Meski aku bukanlah orang yang sabar untuk berlama-lama tahan di pusat perbelanjaan,pasar, atau sejenisnya namun rasa itu menggerakkan hati ini untuk menemaninya, yaa menemani ibuku yang teramat ingin kubahagiakan.
Kami pun berangkat dan mengunjungi setiap toko yang menyediakan mukenah, lalu ibuku mencoba beberapa mukenah yang dipilih tetapi mengembalikannya kembali karena belum ada yang cocok. begitu katanya. Akupun mulai lelah dan ibu belum juga mendapatkan mukenah yang diinginkannya, Bukankah sama saja bu…?? Kan nantinya juga bisa dipakai untuk shalat, ujarku.. namun ibu hanya membalas pertanyaanku dengan senyumannya..yah..senyuman yang begitu menyejukkah hati.
Akhirnya, pada toko terakhir yang kami kunjungi, kulihat ibu kembali mencoba sebuah mukenah yang begitu cantik terlihat. Warna putih mukenah yang direnda lembut bersama dengan tali pengikatnya di bagian tepi leher, sungguh tak seperti biasa, dan dalam hati aku berguman semoga inilah akhir pencarian ini. Karena ketidaksabaranku, maka untuk pertama kali akupun mengikuti ibu masuk dan berdiri di depan cermin dalam ruang ganti untuk melihat ibu mencoba mukenah itu, aku melihat bagaimana ibu mencoba memakainya dan dengan susah paya mengikat talinya.
Ternyata pada pandanganku terlihat tangan ibu yang sudah mulai dilumpuhkan oleh penyakit radang sendi dan sebab itu dia susah melakukannya. Seketika keidaksabaranku berganti oleh rasa kasihan yang begitu mendalam. Akupun berbalik pergi dan mencoba menyembunyikan airmata yang mengalir keluar tanpa kusadari. Aku begitu termenung dibuatnya. Lalu setelah mendapatkan ketenangan lagi akupun kembali menjumpai ibu yang sedang membayar di kasir karena jadi membeli mukenah tadi.
Mukenah itu begitu indah, dan perjalanan berbelanja kami berakhir, namun kejadian itu begitu terukir di dalam jiwaku dan tidak akan pernah dapat hilang dari ingatanku. Sepanjang sisa-sisa hari itu, fikiranku tetap saja kembali pada saat berada di dalam ruang ganti pakaian dan terbayang tangan ibu saya yang sedang berusaha mengikat dan memasang mukena putih itu. Kedua tangan yang penuh kasih sayang, yang pernah mebelai kepalaku dengan cinta, menyuapiku makan, memandikan tubuh kecilku dulu, memakaikan baju dan, terlebih dari itu semua, tangan itulah yang sering terangkat berdoa untk kebahagiaan dunia-akhirat anak-anaknya. Sekarang tangan itu pula yang telah menyentuh hatiku begitu lembut sehingga masuk dan membekas di dalam hati.
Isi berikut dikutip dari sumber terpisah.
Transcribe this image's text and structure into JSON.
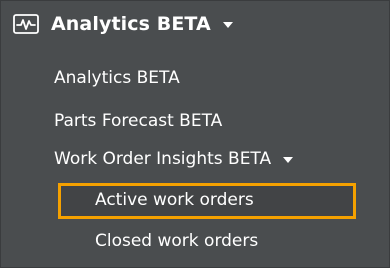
{
  "menu": {
    "header": {
      "icon": "activity-chart-icon",
      "title": "Analytics BETA"
    },
    "items": [
      {
        "label": "Analytics BETA"
      },
      {
        "label": "Parts Forecast BETA"
      },
      {
        "label": "Work Order Insights BETA"
      }
    ],
    "sub_items": [
      {
        "label": "Active work orders",
        "selected": true
      },
      {
        "label": "Closed work orders",
        "selected": false
      }
    ],
    "colors": {
      "background": "#4a4d4f",
      "text": "#ffffff",
      "selection_border": "#f5a100"
    }
  }
}
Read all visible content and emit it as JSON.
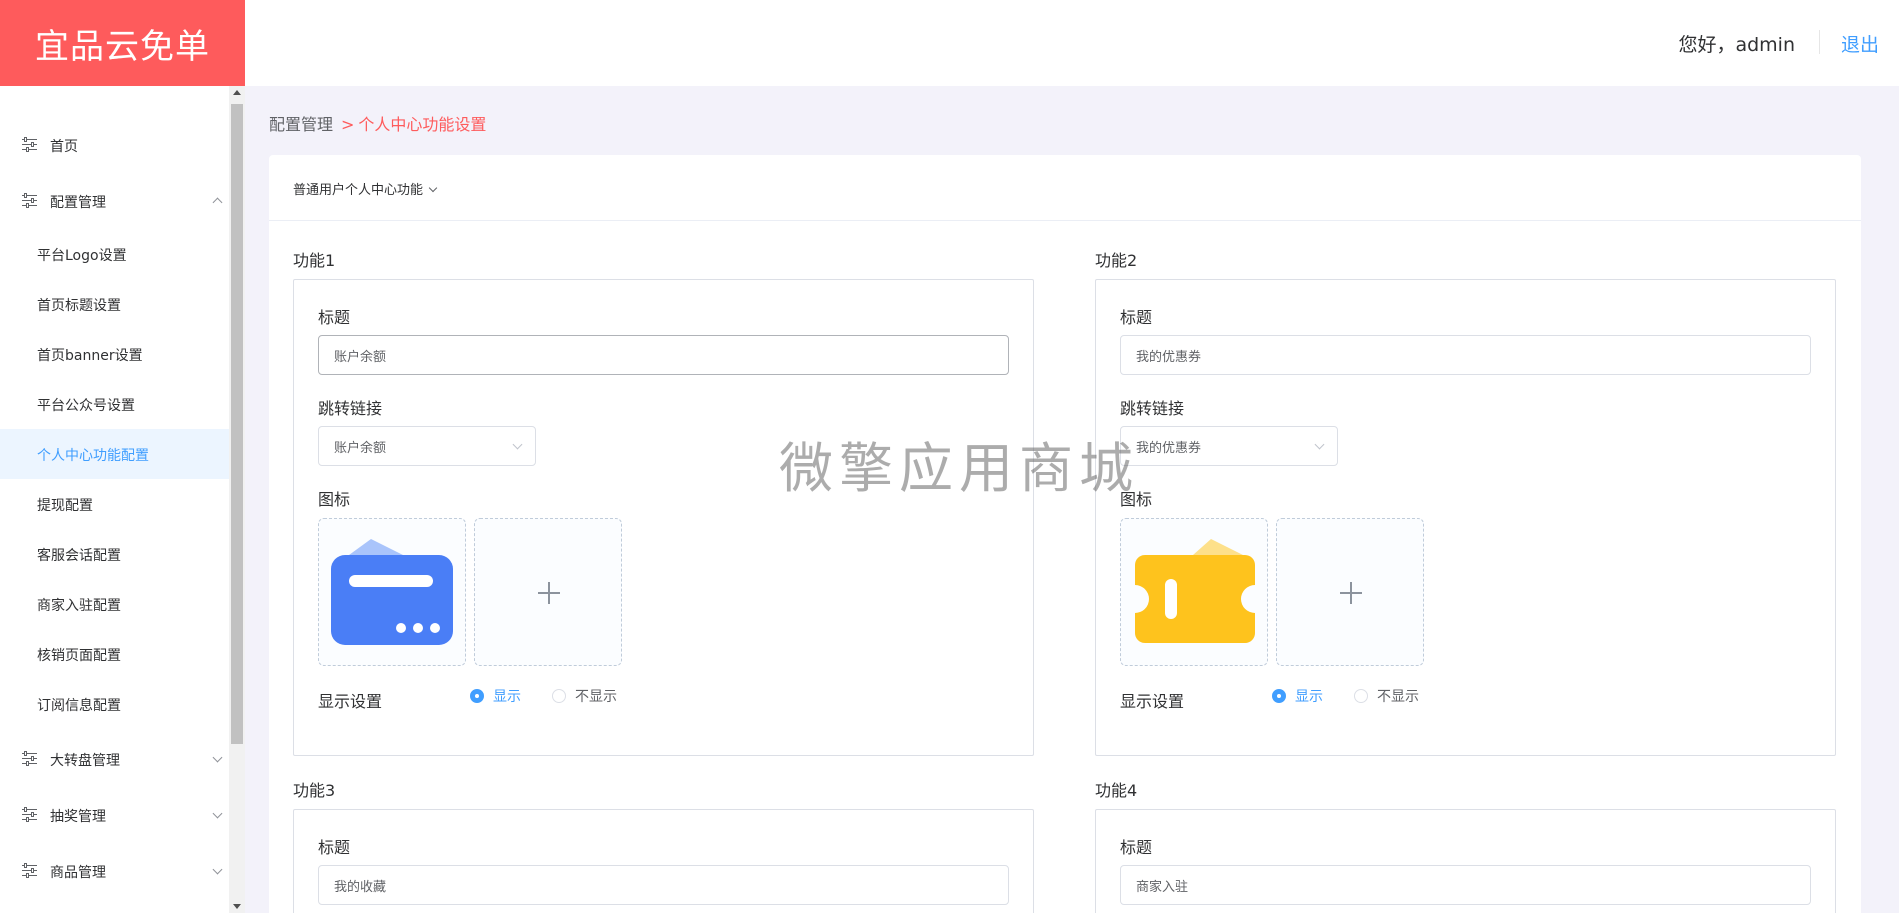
{
  "app": {
    "title": "宜品云免单"
  },
  "header": {
    "greeting": "您好，admin",
    "logout": "退出"
  },
  "sidebar": {
    "items": [
      {
        "label": "首页"
      },
      {
        "label": "配置管理"
      },
      {
        "label": "平台Logo设置"
      },
      {
        "label": "首页标题设置"
      },
      {
        "label": "首页banner设置"
      },
      {
        "label": "平台公众号设置"
      },
      {
        "label": "个人中心功能配置",
        "active": true
      },
      {
        "label": "提现配置"
      },
      {
        "label": "客服会话配置"
      },
      {
        "label": "商家入驻配置"
      },
      {
        "label": "核销页面配置"
      },
      {
        "label": "订阅信息配置"
      },
      {
        "label": "大转盘管理"
      },
      {
        "label": "抽奖管理"
      },
      {
        "label": "商品管理"
      }
    ]
  },
  "breadcrumb": {
    "parent": "配置管理",
    "separator": ">",
    "current": "个人中心功能设置"
  },
  "panel": {
    "selector": "普通用户个人中心功能"
  },
  "labels": {
    "title": "标题",
    "link": "跳转链接",
    "icon": "图标",
    "display": "显示设置",
    "show": "显示",
    "hide": "不显示"
  },
  "functions": [
    {
      "name": "功能1",
      "title_value": "账户余额",
      "link_value": "账户余额",
      "icon": "wallet-card-icon",
      "icon_color": "#4a7ef6",
      "display": "显示"
    },
    {
      "name": "功能2",
      "title_value": "我的优惠券",
      "link_value": "我的优惠券",
      "icon": "coupon-ticket-icon",
      "icon_color": "#fec31d",
      "display": "显示"
    },
    {
      "name": "功能3",
      "title_value": "我的收藏"
    },
    {
      "name": "功能4",
      "title_value": "商家入驻"
    }
  ],
  "watermark": "微擎应用商城",
  "colors": {
    "brand": "#fe5b5c",
    "primary": "#409eff",
    "background": "#f3f2fa"
  }
}
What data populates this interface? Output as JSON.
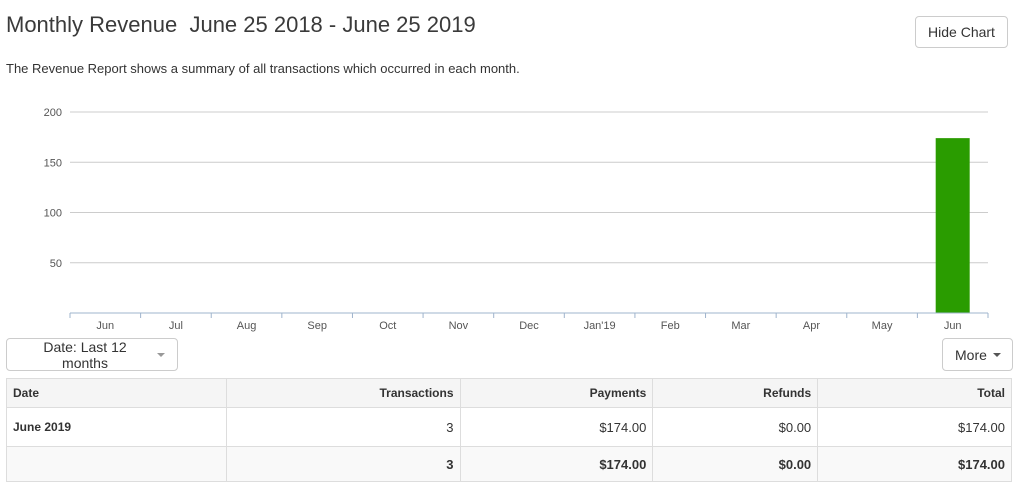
{
  "header": {
    "title": "Monthly Revenue",
    "date_range": "June 25 2018 - June 25 2019",
    "hide_chart_label": "Hide Chart",
    "description": "The Revenue Report shows a summary of all transactions which occurred in each month."
  },
  "chart_data": {
    "type": "bar",
    "categories": [
      "Jun",
      "Jul",
      "Aug",
      "Sep",
      "Oct",
      "Nov",
      "Dec",
      "Jan'19",
      "Feb",
      "Mar",
      "Apr",
      "May",
      "Jun"
    ],
    "values": [
      0,
      0,
      0,
      0,
      0,
      0,
      0,
      0,
      0,
      0,
      0,
      0,
      174
    ],
    "yticks": [
      50,
      100,
      150,
      200
    ],
    "ylim": [
      0,
      200
    ],
    "bar_color": "#2a9c00",
    "grid": true
  },
  "controls": {
    "date_filter_label": "Date: Last 12 months",
    "more_label": "More"
  },
  "table": {
    "columns": [
      "Date",
      "Transactions",
      "Payments",
      "Refunds",
      "Total"
    ],
    "rows": [
      [
        "June 2019",
        "3",
        "$174.00",
        "$0.00",
        "$174.00"
      ]
    ],
    "totals": [
      "",
      "3",
      "$174.00",
      "$0.00",
      "$174.00"
    ]
  },
  "colors": {
    "bar": "#2a9c00",
    "gridline": "#cccccc",
    "header_bg": "#f5f5f5"
  }
}
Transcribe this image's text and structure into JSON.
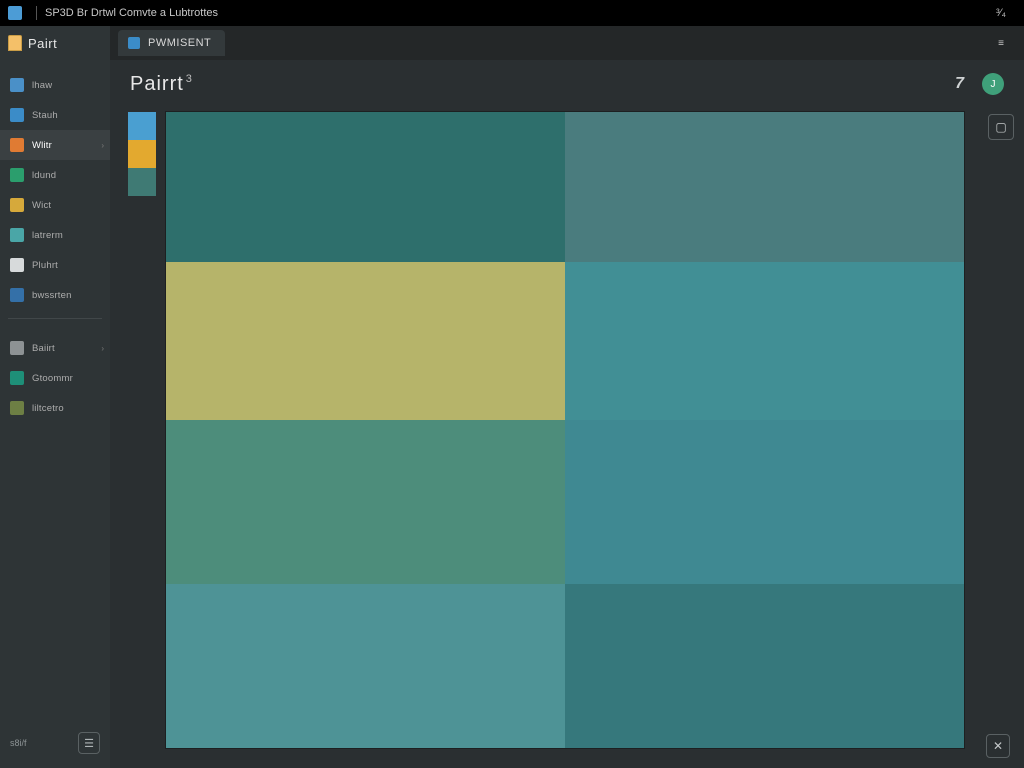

Senja menjelang, beberapa saat sebelum azan maghrib berkumandang dan sebelum kulangkahkan kaki menuju masjid, kuhampiri ibuku dikamarnya. Kuraih tangan itu, menciuminya dan kukatakan pada hatiku bahwa bagiku tangan itulah yang paling indah di dunia. Alhamdulillah, terimakasih ya Allah.. yang mengajarkan betapa mulianya kasih sayang seorang ibu. Sesaat, akupun membisikkan doa semoga suatu hari nanti tangan dan hatiku pun memiliki keindahannya tersendiri.